Hollywood has been slow to rebound following last year’s writers and actors strikes. Television production fell 16.2% in the first quarter of 2024 compared with a year earlier and local on-location filming fell 7.7%, according to a new report from FilmLA.

What You Need To Know

  • Television production in LA fell 16.2% in the first quarter of 2024 compared with the same period in 2023

  • Local on-location filming dropped 7.7%

  • Following the writers and actors strikes last year, productions didn't begin picking up until March

  • Feature film productions were the only area that saw an increase

“Since the first week of January, people have called FilmLA to say, ‘I am still looking for work. The phone isn’t ringing. Is the industry back?’’ FilmLA President Paul Audley said in a statement. “Unfortunately, production is still slow, and things are not as they were."

Members of the Writers Guild of America struck the major Hollywood studios May 2 through Sept. 27 last year, overlapping with members of the Screen Actors Guild, who struck July 14 through Nov. 9 to demand higher residual payments from streaming services and protections over the use of artificial intelligence.

While both groups struck significant deals with the major Hollywood studios to increase pay and secure AI protections, the industry’s highly anticipated return to production at the start of 2024 took eight to ten weeks to materialize, the report found.

“Many who weathered months without access to work and income had hoped filming would return quickly after the holidays,” Audley said. “Production didn’t really stabilize until March.”

FilmLA found fewer cast and crew jobs associated with film permits for the first three months of 2024 compared with the same months in 2023. Compared with last year, January saw the largest drop off in jobs (-30.6%), followed by February (-5.1%) and March (-0.4%).

Television productions saw the steepest declines as studios canceled series and productions left the city, led by reality TV (-18.6%) and TV drama (-5.5%). Commercials filmed for television and web also fell (-9.6%).

Feature film productions were a rare bright spot, increasing 6.6% in the first quarter compared with a year earlier.

Last December, a study from the Otis College of Art and Design found the LA entertainment industry lost 17% of its workers during the writers and actors strikes.

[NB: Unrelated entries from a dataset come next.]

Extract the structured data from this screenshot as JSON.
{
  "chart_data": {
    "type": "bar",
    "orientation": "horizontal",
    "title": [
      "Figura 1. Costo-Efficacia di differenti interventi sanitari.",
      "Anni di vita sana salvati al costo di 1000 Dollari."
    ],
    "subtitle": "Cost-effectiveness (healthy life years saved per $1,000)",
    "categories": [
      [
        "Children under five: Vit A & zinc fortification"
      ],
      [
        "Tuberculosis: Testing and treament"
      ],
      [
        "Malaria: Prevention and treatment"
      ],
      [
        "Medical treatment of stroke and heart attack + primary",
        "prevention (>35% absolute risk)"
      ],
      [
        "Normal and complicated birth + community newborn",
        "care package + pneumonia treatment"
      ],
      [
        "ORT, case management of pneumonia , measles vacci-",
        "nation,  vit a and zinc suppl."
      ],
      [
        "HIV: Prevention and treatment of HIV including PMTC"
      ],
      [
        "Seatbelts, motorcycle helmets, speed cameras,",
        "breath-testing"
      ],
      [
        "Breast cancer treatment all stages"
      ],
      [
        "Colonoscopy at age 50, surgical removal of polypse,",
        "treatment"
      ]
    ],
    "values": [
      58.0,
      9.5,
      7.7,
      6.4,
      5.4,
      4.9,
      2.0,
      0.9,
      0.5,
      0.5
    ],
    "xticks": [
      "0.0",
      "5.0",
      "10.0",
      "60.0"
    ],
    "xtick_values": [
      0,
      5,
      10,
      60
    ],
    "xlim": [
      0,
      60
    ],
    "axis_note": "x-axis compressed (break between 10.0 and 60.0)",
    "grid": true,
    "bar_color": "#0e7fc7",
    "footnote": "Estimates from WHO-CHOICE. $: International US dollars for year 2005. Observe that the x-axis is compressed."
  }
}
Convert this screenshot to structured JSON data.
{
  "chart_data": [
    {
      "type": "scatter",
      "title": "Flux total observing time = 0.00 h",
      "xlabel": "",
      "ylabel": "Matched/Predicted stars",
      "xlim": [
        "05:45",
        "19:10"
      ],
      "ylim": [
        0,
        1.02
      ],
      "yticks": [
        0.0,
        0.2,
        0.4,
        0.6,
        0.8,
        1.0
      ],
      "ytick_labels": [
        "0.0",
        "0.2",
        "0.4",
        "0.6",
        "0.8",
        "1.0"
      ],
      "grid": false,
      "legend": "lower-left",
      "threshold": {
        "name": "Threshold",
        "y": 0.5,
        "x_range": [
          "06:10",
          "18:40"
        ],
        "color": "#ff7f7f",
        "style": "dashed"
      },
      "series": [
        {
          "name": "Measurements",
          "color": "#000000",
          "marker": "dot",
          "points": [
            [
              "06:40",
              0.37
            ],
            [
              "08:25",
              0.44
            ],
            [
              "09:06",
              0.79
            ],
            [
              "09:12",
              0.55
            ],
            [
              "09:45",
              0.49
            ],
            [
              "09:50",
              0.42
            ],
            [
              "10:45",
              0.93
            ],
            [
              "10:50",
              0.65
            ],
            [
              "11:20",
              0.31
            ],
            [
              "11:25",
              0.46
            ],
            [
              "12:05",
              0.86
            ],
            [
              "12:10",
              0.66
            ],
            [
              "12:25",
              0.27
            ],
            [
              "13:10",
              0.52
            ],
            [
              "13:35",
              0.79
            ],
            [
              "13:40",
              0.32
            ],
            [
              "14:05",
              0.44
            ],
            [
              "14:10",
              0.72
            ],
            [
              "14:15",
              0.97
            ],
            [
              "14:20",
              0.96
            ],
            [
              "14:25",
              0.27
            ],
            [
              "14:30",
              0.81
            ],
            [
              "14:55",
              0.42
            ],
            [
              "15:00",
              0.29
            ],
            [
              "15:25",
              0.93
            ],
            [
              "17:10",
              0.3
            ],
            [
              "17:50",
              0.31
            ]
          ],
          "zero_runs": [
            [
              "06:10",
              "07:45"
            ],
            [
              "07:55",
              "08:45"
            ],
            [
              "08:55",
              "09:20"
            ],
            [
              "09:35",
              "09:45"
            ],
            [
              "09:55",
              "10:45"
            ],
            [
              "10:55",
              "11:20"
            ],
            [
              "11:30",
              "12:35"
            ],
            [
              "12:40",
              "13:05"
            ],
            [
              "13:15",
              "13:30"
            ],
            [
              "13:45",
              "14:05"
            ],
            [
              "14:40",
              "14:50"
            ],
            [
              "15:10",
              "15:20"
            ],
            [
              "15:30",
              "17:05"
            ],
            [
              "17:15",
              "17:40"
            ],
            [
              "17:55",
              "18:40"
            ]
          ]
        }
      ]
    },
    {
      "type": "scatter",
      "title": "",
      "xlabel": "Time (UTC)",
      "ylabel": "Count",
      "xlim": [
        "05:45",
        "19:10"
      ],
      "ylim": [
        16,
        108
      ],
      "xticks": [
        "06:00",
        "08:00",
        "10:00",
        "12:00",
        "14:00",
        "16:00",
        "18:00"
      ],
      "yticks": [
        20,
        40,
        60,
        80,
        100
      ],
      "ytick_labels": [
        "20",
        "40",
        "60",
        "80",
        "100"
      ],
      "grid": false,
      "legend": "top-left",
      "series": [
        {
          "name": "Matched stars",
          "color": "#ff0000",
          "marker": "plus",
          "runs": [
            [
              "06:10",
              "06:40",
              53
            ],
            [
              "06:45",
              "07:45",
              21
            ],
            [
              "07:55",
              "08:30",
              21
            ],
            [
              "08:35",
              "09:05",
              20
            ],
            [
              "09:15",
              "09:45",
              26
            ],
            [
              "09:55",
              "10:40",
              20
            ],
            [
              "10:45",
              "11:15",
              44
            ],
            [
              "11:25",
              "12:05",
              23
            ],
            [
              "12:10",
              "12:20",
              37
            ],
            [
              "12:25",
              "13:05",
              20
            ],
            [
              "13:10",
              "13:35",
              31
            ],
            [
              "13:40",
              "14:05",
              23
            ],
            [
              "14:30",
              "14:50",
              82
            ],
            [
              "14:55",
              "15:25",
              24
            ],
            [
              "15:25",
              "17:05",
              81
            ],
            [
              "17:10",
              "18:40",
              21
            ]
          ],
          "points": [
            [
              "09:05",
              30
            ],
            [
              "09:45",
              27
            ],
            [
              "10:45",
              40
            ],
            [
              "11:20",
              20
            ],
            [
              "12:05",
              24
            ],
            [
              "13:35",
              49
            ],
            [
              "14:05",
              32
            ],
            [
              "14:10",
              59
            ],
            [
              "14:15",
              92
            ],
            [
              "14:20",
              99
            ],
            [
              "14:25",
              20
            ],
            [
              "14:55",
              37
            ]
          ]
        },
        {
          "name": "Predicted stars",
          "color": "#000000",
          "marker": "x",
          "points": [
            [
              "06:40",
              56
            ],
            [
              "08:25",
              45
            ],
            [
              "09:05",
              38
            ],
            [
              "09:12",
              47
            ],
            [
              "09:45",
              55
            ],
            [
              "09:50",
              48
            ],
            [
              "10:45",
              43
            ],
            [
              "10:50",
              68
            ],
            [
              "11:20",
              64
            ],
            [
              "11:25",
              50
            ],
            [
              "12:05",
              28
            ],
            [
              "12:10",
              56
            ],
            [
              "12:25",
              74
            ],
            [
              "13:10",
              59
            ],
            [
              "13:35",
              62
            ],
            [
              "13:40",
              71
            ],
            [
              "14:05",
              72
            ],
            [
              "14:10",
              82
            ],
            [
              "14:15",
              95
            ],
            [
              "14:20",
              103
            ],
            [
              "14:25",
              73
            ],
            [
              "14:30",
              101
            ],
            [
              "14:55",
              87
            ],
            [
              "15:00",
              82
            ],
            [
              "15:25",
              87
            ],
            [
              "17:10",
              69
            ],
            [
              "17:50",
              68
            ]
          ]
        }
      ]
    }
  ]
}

While actors and writers saw the most rapid declines in job losses while the unions were striking, camera operators, editors and sound and lighting technicians were also severely affected, the study found.

Even before 160,000 members of SAG-AFTRA and 11,500 members of the Writers Guild of America went on strike, entertainment industry employment was shrinking. After peaking in May 2016, entertainment employment has fallen by 26%, according to the Otis report.